MarySA · 20/05/2012 20:25

I've got tons of folders. Some labelled and some not. Still can't find important stuff ever. So reading this thread for hints.

neverquitesure · 20/05/2012 20:37

Filing cabinet in the study. Then every couple of years I spread it all out across the sitting room floor, crack open a bottle of wine and have a cull. Half gets shredded and half gets archived into level arch folders and shoved into boxes in the loft.

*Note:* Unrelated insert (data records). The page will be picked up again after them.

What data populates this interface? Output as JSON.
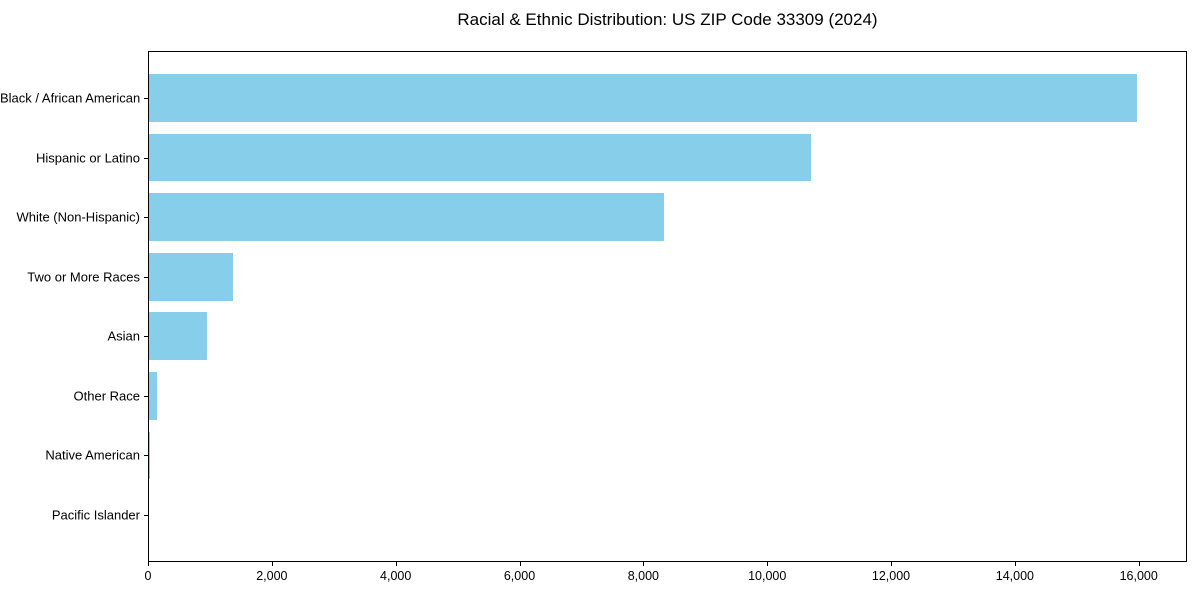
{
  "chart_data": {
    "type": "bar",
    "orientation": "horizontal",
    "title": "Racial & Ethnic Distribution: US ZIP Code 33309 (2024)",
    "categories": [
      "Black / African American",
      "Hispanic or Latino",
      "White (Non-Hispanic)",
      "Two or More Races",
      "Asian",
      "Other Race",
      "Native American",
      "Pacific Islander"
    ],
    "values": [
      15980,
      10710,
      8340,
      1380,
      960,
      150,
      30,
      15
    ],
    "xlabel": "",
    "ylabel": "",
    "xlim": [
      0,
      16780
    ],
    "x_tick_values": [
      0,
      2000,
      4000,
      6000,
      8000,
      10000,
      12000,
      14000,
      16000
    ],
    "x_tick_labels": [
      "0",
      "2,000",
      "4,000",
      "6,000",
      "8,000",
      "10,000",
      "12,000",
      "14,000",
      "16,000"
    ],
    "grid": false,
    "legend": "none",
    "bar_color": "#87CEEB",
    "spine_color": "#000000",
    "text_color": "#000000",
    "background_color": "#FFFFFF"
  }
}
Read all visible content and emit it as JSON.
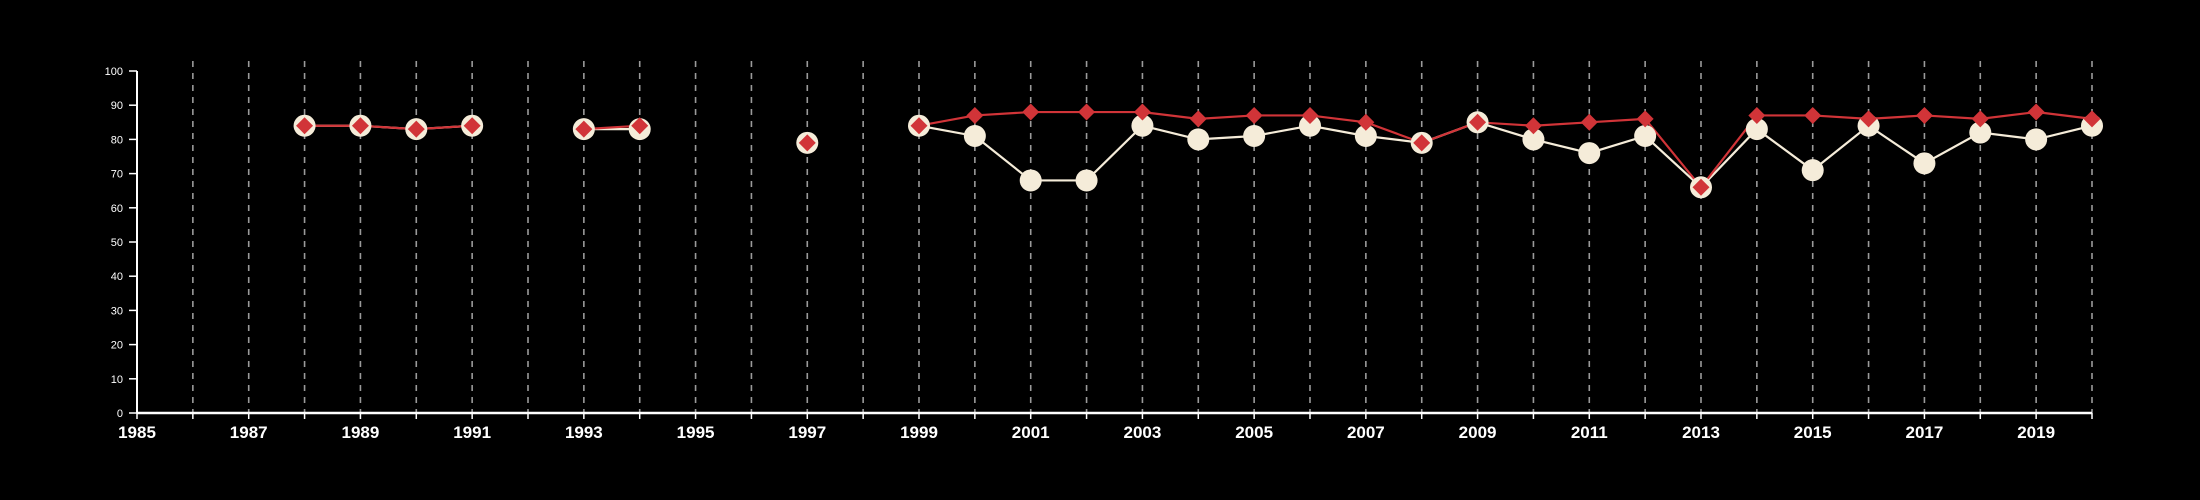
{
  "chart_data": {
    "type": "line",
    "title": "",
    "xlabel": "",
    "ylabel": "",
    "xlim": [
      1985,
      2020
    ],
    "ylim": [
      0,
      100
    ],
    "x_ticks": [
      1985,
      1987,
      1989,
      1991,
      1993,
      1995,
      1997,
      1999,
      2001,
      2003,
      2005,
      2007,
      2009,
      2011,
      2013,
      2015,
      2017,
      2019
    ],
    "y_ticks": [
      0,
      10,
      20,
      30,
      40,
      50,
      60,
      70,
      80,
      90,
      100
    ],
    "grid": "vertical dashed lines at each year",
    "legend": "none",
    "series": [
      {
        "color": "#f5ecd9",
        "marker": "circle",
        "points": [
          {
            "x": 1988,
            "y": 84
          },
          {
            "x": 1989,
            "y": 84
          },
          {
            "x": 1990,
            "y": 83
          },
          {
            "x": 1991,
            "y": 84
          },
          {
            "x": 1993,
            "y": 83
          },
          {
            "x": 1994,
            "y": 83
          },
          {
            "x": 1997,
            "y": 79
          },
          {
            "x": 1999,
            "y": 84
          },
          {
            "x": 2000,
            "y": 81
          },
          {
            "x": 2001,
            "y": 68
          },
          {
            "x": 2002,
            "y": 68
          },
          {
            "x": 2003,
            "y": 84
          },
          {
            "x": 2004,
            "y": 80
          },
          {
            "x": 2005,
            "y": 81
          },
          {
            "x": 2006,
            "y": 84
          },
          {
            "x": 2007,
            "y": 81
          },
          {
            "x": 2008,
            "y": 79
          },
          {
            "x": 2009,
            "y": 85
          },
          {
            "x": 2010,
            "y": 80
          },
          {
            "x": 2011,
            "y": 76
          },
          {
            "x": 2012,
            "y": 81
          },
          {
            "x": 2013,
            "y": 66
          },
          {
            "x": 2014,
            "y": 83
          },
          {
            "x": 2015,
            "y": 71
          },
          {
            "x": 2016,
            "y": 84
          },
          {
            "x": 2017,
            "y": 73
          },
          {
            "x": 2018,
            "y": 82
          },
          {
            "x": 2019,
            "y": 80
          },
          {
            "x": 2020,
            "y": 84
          }
        ]
      },
      {
        "color": "#d13438",
        "marker": "diamond",
        "points": [
          {
            "x": 1988,
            "y": 84
          },
          {
            "x": 1989,
            "y": 84
          },
          {
            "x": 1990,
            "y": 83
          },
          {
            "x": 1991,
            "y": 84
          },
          {
            "x": 1993,
            "y": 83
          },
          {
            "x": 1994,
            "y": 84
          },
          {
            "x": 1997,
            "y": 79
          },
          {
            "x": 1999,
            "y": 84
          },
          {
            "x": 2000,
            "y": 87
          },
          {
            "x": 2001,
            "y": 88
          },
          {
            "x": 2002,
            "y": 88
          },
          {
            "x": 2003,
            "y": 88
          },
          {
            "x": 2004,
            "y": 86
          },
          {
            "x": 2005,
            "y": 87
          },
          {
            "x": 2006,
            "y": 87
          },
          {
            "x": 2007,
            "y": 85
          },
          {
            "x": 2008,
            "y": 79
          },
          {
            "x": 2009,
            "y": 85
          },
          {
            "x": 2010,
            "y": 84
          },
          {
            "x": 2011,
            "y": 85
          },
          {
            "x": 2012,
            "y": 86
          },
          {
            "x": 2013,
            "y": 66
          },
          {
            "x": 2014,
            "y": 87
          },
          {
            "x": 2015,
            "y": 87
          },
          {
            "x": 2016,
            "y": 86
          },
          {
            "x": 2017,
            "y": 87
          },
          {
            "x": 2018,
            "y": 86
          },
          {
            "x": 2019,
            "y": 88
          },
          {
            "x": 2020,
            "y": 86
          }
        ]
      }
    ]
  },
  "colors": {
    "background": "#000000",
    "axis": "#ffffff",
    "grid": "#9a9a9a"
  }
}
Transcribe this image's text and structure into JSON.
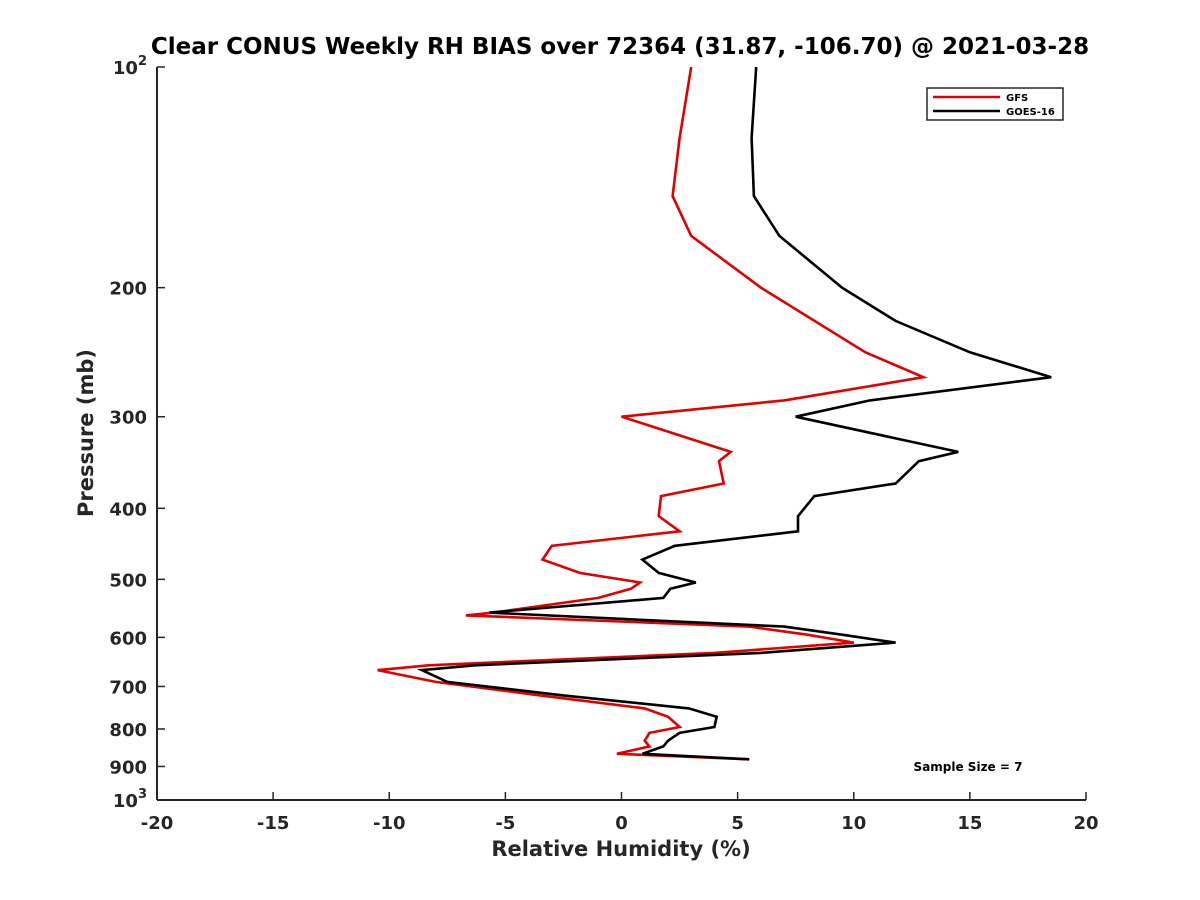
{
  "chart_data": {
    "type": "line",
    "title": "Clear CONUS Weekly RH BIAS over 72364 (31.87, -106.70) @ 2021-03-28",
    "xlabel": "Relative Humidity (%)",
    "ylabel": "Pressure (mb)",
    "xlim": [
      -20,
      20
    ],
    "ylim": [
      100,
      1000
    ],
    "y_scale": "log",
    "y_reversed": true,
    "grid": false,
    "legend_position": "top-right",
    "x_ticks": [
      -20,
      -15,
      -10,
      -5,
      0,
      5,
      10,
      15,
      20
    ],
    "x_tick_labels": [
      "-20",
      "-15",
      "-10",
      "-5",
      "0",
      "5",
      "10",
      "15",
      "20"
    ],
    "y_ticks": [
      100,
      200,
      300,
      400,
      500,
      600,
      700,
      800,
      900,
      1000
    ],
    "y_tick_labels": [
      {
        "base": "10",
        "exp": "2"
      },
      {
        "base": "200",
        "exp": ""
      },
      {
        "base": "300",
        "exp": ""
      },
      {
        "base": "400",
        "exp": ""
      },
      {
        "base": "500",
        "exp": ""
      },
      {
        "base": "600",
        "exp": ""
      },
      {
        "base": "700",
        "exp": ""
      },
      {
        "base": "800",
        "exp": ""
      },
      {
        "base": "900",
        "exp": ""
      },
      {
        "base": "10",
        "exp": "3"
      }
    ],
    "annotation": "Sample Size = 7",
    "series": [
      {
        "name": "GFS",
        "color": "#e00000",
        "points": [
          [
            3.0,
            100
          ],
          [
            2.5,
            125
          ],
          [
            2.2,
            150
          ],
          [
            3.0,
            170
          ],
          [
            6.0,
            200
          ],
          [
            10.5,
            245
          ],
          [
            13.0,
            265
          ],
          [
            7.0,
            285
          ],
          [
            0.0,
            300
          ],
          [
            4.7,
            335
          ],
          [
            4.2,
            345
          ],
          [
            4.4,
            370
          ],
          [
            1.7,
            385
          ],
          [
            1.6,
            410
          ],
          [
            2.5,
            430
          ],
          [
            -3.0,
            450
          ],
          [
            -3.4,
            470
          ],
          [
            -1.8,
            490
          ],
          [
            0.8,
            505
          ],
          [
            0.4,
            515
          ],
          [
            -1.0,
            530
          ],
          [
            -5.5,
            555
          ],
          [
            -6.7,
            560
          ],
          [
            5.5,
            580
          ],
          [
            8.0,
            595
          ],
          [
            10.0,
            610
          ],
          [
            4.0,
            630
          ],
          [
            -8.3,
            655
          ],
          [
            -10.5,
            665
          ],
          [
            -8.0,
            690
          ],
          [
            -3.5,
            720
          ],
          [
            1.0,
            750
          ],
          [
            2.0,
            770
          ],
          [
            2.5,
            795
          ],
          [
            1.2,
            810
          ],
          [
            1.0,
            830
          ],
          [
            1.2,
            845
          ],
          [
            -0.2,
            865
          ],
          [
            5.5,
            880
          ]
        ]
      },
      {
        "name": "GOES-16",
        "color": "#000000",
        "points": [
          [
            5.8,
            100
          ],
          [
            5.6,
            125
          ],
          [
            5.7,
            150
          ],
          [
            6.8,
            170
          ],
          [
            9.5,
            200
          ],
          [
            11.8,
            222
          ],
          [
            15.0,
            245
          ],
          [
            18.5,
            265
          ],
          [
            10.7,
            285
          ],
          [
            7.5,
            300
          ],
          [
            14.5,
            335
          ],
          [
            12.8,
            345
          ],
          [
            11.8,
            370
          ],
          [
            8.3,
            385
          ],
          [
            7.6,
            410
          ],
          [
            7.6,
            430
          ],
          [
            2.3,
            450
          ],
          [
            0.9,
            470
          ],
          [
            1.6,
            490
          ],
          [
            3.2,
            505
          ],
          [
            2.1,
            515
          ],
          [
            1.8,
            530
          ],
          [
            -5.7,
            555
          ],
          [
            7.0,
            580
          ],
          [
            9.5,
            595
          ],
          [
            11.8,
            610
          ],
          [
            6.0,
            630
          ],
          [
            -6.3,
            655
          ],
          [
            -8.6,
            665
          ],
          [
            -7.5,
            690
          ],
          [
            -2.5,
            720
          ],
          [
            2.9,
            750
          ],
          [
            4.1,
            770
          ],
          [
            4.0,
            795
          ],
          [
            2.5,
            810
          ],
          [
            2.0,
            830
          ],
          [
            1.8,
            845
          ],
          [
            0.9,
            865
          ],
          [
            5.5,
            880
          ]
        ]
      }
    ]
  }
}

tomverlaine · 22/05/2012 15:50

Folders- not sure what they are called = but the envelope ones that you can just stuff things in - but the sheer amount of paperwork does overwhelm me.
i have lots of warranties etc; various bills; medical stuff; insurance details (for house/me/car), bank statements, pension details. payslips , tax returns, tax certificates, expenses for a house I rent out, lease agreement for house, mortgage details, nursery contract/invoices, credit card details, loyalty card stuff, savings things, investment returns - I don't know how people get it in one cabinet...
I am trying to be more organised re tax and to put all stuff i need for a tax return in one file but it always seems to be spread everywhere.

PicaK · 23/05/2012 17:48

Another filing cabinet girl here. Just 2 drawers. Argo and tesco direct do very cheap ones. Keep for 6 years then bin or stash in loft.

teanosugar · 23/05/2012 19:56

I've got a fab filing box, cant remember where I got it from though.
Its like a storage box with carry handles then has 10 flip top boxy/envelopey things inside that lift out and slot in. They are even colour coded, five colours, two of each.
woo hoo me!!!
When we moved about two years ago I had a ruthless clear out and now I operate one in/one out for anything we couldn't go paperless on.